California Wildfires Latest Update: Thomas Fire Now Third Largest In State History

Firefighters water down burning embers from an overnight fire in Fillmore, California on December 15, 2017. The Thomas Fire has now become the third largest fire in state history. Photo credit: FREDERIC J. BROWN/AFP/Getty Images

California firefighters are now battling the third largest fire in state history.

The Thomas Fire has burned a total of 259,000 acres and was contained by 40 percent as of Saturday morning. The blaze has the potential to become the biggest fire in state history, as it is not expected to reach full containment until January 2018.

The top two fires in California's history each burned more than 270,000 acres; one occurred in August 2012, the other in October 2003. The current record is held by the 2003 Cedar Fire, which killed 15 people and charred just over 273,000 acres in San Diego.

Counties like Santa Barbara and Ventura are currently facing the blaze and is now threatening Montecito county, the wealthiest county in the state, USA Today reports.

The December blazes have already surpassed California's October fires, which burned through 245,000 acres and killed 43 people near Napa Valley. The Thomas fire has already cost the state $74 million to fight, burned more than 1,000 buildings and over 750 homes, according to authorities. Additional evacuations were ordered Friday morning as the fires swept through Ventura and Santa Barbara counties.

Fire, smoke, and ash from the Thomas Fire, currently burning in the hills above Montecito, Summerland, and Carpinteria along the eastern edges of the county on December 13, 2017, in Santa Barbara, California. Photo by George Rose/Getty Images

The Creek Fire scorched 24 square miles in Los Angeles County and was at 98 percent containment on Friday morning. It should be at full containment expected by December 23, according to the National Forest Service. The Lilac Fire, which began in San Diego County, was 98 percent contained after affecting more than 6 square miles in the region.
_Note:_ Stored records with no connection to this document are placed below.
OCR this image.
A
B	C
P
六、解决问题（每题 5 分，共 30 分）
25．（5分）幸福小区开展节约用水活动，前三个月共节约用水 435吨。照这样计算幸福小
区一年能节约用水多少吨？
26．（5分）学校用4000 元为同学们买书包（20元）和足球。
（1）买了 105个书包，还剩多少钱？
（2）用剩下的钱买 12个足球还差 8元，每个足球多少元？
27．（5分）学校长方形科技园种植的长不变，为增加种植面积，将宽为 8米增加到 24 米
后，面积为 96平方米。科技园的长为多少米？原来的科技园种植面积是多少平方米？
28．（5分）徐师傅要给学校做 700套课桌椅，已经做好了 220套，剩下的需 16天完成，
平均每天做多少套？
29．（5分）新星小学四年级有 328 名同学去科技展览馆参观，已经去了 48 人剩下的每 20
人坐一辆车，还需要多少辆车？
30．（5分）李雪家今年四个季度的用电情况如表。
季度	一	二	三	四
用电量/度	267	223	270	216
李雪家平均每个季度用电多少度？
There are currently 8,300 firefighters, 29 helicopters and 77 bulldozers working to fight the blaze as of Saturday morning, according to USA Today. There have been two people that died in the fire, Firefighter Cory Iverson, 32, and Virginia Pesola, 70, of Santa Paula.

On Friday, the main firefighting effort was to keep the fires from spreading to California's most populated regions. Officials said they are continuing to update emergency communication systems with information on the wildfires as they continue to keep it under control.